When I was 15 years old, my naive self fell desperately in love with a tall ginger-haired athletic boy who ended up -predictably to everyone else- breaking my heart. And in the entire time that I basked in that silly teenage romance, I have but one regret; I can remember the day that he asked me, in front of his guy friends of course, if I was a Feminist. I had no idea how to answer. I spun the question and told him that I believed women deserved equal rights and equal opportunities. But his friends chose to laugh and call me a "feminazi," that I was probably going to burn my bras and expect better jobs than men. Why this didn't enrage me, I'm not sure. My boyfriend - and in my 15 year old heart, my One True Love - took my hand and asked sincerely, "You aren't actually a Feminist, are you? You aren't a feminazi?" And, regretfully, I said No. I'm not.

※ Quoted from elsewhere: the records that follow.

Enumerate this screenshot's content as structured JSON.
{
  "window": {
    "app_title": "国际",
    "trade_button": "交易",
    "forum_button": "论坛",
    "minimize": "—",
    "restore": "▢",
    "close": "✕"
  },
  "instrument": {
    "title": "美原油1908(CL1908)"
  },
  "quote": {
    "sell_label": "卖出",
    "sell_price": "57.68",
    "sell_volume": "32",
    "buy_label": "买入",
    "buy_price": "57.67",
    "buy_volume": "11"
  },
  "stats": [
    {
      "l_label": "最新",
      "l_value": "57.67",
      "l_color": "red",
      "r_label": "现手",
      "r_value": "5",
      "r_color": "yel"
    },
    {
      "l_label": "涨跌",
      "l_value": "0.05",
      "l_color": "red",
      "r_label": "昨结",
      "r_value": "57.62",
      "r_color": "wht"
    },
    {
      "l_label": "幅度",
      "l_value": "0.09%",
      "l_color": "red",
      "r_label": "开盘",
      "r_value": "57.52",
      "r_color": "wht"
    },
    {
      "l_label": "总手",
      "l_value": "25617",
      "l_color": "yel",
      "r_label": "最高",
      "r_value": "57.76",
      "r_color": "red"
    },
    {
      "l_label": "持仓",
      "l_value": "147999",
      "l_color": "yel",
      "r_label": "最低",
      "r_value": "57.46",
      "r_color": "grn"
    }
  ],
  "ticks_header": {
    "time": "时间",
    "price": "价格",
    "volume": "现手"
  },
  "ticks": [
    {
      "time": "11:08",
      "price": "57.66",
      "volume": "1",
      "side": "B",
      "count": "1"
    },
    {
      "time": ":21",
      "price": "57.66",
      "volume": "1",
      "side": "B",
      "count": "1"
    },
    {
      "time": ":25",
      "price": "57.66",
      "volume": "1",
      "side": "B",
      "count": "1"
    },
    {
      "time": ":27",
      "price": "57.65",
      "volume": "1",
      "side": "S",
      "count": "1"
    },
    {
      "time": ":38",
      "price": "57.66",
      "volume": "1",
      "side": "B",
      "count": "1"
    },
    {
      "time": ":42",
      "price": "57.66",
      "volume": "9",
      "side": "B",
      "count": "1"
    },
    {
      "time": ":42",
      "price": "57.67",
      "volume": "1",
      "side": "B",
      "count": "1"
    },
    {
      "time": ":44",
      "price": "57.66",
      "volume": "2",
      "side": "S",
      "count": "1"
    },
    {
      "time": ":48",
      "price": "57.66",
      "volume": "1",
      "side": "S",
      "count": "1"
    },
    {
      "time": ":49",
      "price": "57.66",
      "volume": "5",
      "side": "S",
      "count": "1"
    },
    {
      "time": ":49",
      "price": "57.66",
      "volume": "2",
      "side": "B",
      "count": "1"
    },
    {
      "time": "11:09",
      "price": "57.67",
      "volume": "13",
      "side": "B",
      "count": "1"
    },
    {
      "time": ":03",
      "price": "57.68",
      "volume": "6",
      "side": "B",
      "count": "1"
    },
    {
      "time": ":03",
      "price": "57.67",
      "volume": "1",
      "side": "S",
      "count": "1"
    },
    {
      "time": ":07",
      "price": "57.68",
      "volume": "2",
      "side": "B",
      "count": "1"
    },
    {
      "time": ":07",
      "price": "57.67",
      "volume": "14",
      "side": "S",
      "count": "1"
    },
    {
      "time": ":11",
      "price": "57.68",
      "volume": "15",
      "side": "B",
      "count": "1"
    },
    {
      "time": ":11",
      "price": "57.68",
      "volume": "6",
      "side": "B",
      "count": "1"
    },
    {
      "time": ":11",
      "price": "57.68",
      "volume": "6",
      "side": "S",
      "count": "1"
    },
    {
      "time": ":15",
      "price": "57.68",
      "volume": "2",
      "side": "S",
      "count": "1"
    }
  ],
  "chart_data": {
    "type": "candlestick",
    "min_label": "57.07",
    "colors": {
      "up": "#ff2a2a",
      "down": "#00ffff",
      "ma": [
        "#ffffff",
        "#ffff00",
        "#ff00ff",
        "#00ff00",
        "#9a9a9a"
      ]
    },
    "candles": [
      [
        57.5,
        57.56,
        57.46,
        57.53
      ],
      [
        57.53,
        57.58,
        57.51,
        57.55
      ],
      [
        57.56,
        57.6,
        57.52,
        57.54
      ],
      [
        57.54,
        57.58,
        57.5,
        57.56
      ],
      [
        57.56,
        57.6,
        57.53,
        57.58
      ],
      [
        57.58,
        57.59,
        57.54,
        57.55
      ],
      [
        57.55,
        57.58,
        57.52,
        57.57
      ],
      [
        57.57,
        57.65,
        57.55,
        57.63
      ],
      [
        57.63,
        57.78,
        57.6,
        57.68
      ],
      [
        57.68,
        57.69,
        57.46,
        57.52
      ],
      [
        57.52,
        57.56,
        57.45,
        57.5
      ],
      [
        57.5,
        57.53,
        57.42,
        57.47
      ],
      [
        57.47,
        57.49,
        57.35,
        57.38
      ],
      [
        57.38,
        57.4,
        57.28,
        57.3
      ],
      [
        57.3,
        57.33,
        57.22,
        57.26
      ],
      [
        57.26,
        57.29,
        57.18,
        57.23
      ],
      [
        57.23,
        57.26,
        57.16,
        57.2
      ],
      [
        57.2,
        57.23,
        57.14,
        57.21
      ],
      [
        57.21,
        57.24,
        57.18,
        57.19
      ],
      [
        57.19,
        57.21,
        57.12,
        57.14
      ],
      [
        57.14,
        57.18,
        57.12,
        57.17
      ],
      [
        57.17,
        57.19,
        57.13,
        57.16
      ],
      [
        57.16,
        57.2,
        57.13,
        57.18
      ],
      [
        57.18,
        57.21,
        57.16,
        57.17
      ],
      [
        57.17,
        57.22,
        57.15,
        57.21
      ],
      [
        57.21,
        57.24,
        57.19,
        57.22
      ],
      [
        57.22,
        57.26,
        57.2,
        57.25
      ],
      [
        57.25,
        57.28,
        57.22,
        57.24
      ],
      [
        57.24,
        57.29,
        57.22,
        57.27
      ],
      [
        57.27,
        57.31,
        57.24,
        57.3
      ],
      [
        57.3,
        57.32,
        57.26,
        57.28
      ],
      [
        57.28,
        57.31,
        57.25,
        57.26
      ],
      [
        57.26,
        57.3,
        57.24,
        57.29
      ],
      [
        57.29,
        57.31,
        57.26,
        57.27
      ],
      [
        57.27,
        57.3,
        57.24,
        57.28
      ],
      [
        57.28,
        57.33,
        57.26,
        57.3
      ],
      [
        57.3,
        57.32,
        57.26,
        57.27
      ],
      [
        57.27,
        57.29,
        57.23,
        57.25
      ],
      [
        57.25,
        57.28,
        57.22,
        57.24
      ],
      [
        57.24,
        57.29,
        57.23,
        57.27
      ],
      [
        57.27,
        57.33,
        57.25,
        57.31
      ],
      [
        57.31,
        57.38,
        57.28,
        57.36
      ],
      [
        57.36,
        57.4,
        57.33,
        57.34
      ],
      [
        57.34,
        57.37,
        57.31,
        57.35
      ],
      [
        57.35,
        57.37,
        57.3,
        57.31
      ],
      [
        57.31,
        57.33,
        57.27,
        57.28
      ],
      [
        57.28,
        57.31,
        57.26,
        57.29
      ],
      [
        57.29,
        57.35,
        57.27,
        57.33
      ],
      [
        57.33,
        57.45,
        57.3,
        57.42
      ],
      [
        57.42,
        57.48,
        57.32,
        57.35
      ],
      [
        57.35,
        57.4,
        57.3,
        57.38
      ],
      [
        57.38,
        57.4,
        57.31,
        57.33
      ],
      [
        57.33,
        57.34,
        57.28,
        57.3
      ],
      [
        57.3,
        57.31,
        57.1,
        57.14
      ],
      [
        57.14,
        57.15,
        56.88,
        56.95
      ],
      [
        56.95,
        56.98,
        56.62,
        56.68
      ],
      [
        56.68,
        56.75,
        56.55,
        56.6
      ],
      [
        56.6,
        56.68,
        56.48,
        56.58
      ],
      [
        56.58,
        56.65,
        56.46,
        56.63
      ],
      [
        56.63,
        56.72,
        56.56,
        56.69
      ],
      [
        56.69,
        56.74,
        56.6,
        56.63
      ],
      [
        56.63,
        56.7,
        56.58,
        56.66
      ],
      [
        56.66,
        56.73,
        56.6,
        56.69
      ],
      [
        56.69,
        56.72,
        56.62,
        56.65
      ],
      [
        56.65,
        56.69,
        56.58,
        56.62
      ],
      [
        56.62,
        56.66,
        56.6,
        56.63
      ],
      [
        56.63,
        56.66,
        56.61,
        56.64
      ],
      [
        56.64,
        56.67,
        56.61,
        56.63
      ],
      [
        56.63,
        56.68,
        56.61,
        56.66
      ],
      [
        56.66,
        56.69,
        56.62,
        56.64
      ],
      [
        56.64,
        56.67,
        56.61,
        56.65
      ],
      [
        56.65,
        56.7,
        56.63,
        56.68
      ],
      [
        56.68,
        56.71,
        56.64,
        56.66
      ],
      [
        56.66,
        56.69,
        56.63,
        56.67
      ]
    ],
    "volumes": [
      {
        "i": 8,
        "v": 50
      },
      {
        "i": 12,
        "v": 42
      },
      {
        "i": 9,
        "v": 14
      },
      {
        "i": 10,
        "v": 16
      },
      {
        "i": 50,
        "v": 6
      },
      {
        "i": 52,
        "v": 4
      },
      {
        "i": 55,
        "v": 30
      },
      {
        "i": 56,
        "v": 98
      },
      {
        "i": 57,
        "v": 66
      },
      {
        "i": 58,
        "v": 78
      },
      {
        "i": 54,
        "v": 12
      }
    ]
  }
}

Since that time in my life I have done a lot of growing, a lot of reading, and a lot of self-reflection. I can remember the day in University that I stood up and started telling people - "Of COURSE I'm a feminist, and I will be until I feel that championing this cause is overkill." But sadly, that day hasn't come. Realistically, it may never come in my lifetime, and that is why - I explained to anyone who would listen - it was up to us to tell people that we aren't afraid to call ourselves Feminists in order to highlight the gap that still exists. As Kavita Ramdas, today's speaker, says: "Feminism is not about fighting one distinct oppressor. Its against a deeply held set of beliefs and assumptions that we, as women, hold ourselves far too often."
This week's TED Tuesday Talk is given by Kavita Ramdas, a brilliant woman and feminist who has traveled the globe speaking to amazing women everywhere. Her insights are wrought with experience, anger, acceptance, and intelligence. In a time when women are universally seeking to overthrow many traditions, she gives her speech about Radical Women Embracing Tradition - and how this empowers them to make change.
We can be flowers, we can also be sparks of change.